Solution:Hook received 15 votes. Line received 13 votes. Sinker received 11 votes.There is only one decomposition of 100 into 8 distinct numbers greater than 2 that has at least 3 subsets of size 4 that sum to 79. That is:

100 = 3 + 4 + 5 + 6 + 7 + 8 + 9 + 58.

The subsets of size 4 that sum to 79 are:

4 + 8 + 9 + 58 = 79

5 + 7 + 9 + 58 = 79

6 + 7 + 8 + 58 = 79

As there are only three such subsets, each of these corresponds to the pledges for one of Hook, Line and Sinker.

We see that the branch that pledged itself to each candidate, but voted for none is the branch of size 58.

And we see that the branches that pledged to two candidates are the branches of size 9, 8 and 7. So each of these voted for the candidate that they did not pledge to. Hook receiving the most votes, then Line then Sinker.

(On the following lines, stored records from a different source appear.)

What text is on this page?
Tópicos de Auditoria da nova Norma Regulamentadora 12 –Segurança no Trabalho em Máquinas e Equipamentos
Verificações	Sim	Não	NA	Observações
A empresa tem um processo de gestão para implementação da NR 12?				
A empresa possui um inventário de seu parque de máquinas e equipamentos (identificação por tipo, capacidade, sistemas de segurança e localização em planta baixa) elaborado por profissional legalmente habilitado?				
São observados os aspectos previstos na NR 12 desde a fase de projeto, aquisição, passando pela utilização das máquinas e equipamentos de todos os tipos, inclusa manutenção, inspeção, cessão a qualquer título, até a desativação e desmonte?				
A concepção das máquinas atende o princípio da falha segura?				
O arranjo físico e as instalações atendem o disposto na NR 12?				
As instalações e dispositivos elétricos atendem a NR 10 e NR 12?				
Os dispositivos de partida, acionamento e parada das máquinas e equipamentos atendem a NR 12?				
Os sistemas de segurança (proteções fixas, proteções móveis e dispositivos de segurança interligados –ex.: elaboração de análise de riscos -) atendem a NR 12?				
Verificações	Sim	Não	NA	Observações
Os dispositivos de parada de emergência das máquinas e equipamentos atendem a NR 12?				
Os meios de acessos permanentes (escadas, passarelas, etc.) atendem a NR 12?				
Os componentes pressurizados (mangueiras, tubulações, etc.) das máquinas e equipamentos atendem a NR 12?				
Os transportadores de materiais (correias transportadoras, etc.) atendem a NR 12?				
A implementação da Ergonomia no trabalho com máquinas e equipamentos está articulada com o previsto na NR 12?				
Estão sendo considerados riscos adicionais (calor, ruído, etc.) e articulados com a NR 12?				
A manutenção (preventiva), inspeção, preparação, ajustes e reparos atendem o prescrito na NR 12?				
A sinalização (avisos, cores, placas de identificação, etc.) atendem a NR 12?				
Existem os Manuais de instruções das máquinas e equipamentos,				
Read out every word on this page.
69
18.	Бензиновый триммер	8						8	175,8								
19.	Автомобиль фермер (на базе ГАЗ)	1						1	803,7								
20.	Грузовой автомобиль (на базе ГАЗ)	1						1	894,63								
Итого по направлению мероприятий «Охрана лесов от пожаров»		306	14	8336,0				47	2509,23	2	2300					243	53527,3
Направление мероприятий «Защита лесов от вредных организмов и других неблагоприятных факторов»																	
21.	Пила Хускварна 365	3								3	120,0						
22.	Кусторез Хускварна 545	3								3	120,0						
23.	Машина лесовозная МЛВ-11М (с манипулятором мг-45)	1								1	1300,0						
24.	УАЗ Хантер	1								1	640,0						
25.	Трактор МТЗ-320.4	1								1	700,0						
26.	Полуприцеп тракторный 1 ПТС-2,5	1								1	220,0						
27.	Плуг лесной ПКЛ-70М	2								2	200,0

So the branch of size 9 voted for Hook, the branch of size 8 for Line, and the branch of size 7 for Sinker. So in the list of subsets above the first gives the pledges for Sinker, the second is the pledges for Line and the last one is the pledges for Hook.

The remaining branches – of size 4, 5, and 6 – kept their promises. So the branch of size 4 pledged for Sinker and voted for Sinker, so Sinker received 4 + 7 = 11 votes in total. The branch of size 5 pledged for Line and voted for Line. Line received 5 + 8 = 13 votes in total. The branch of size 6 pledged for Hook and voted for Hook. Hook received 6 + 9 = 15 votes in total.

The branch of size 3 is the one that pledged to no-one and voted for no-one.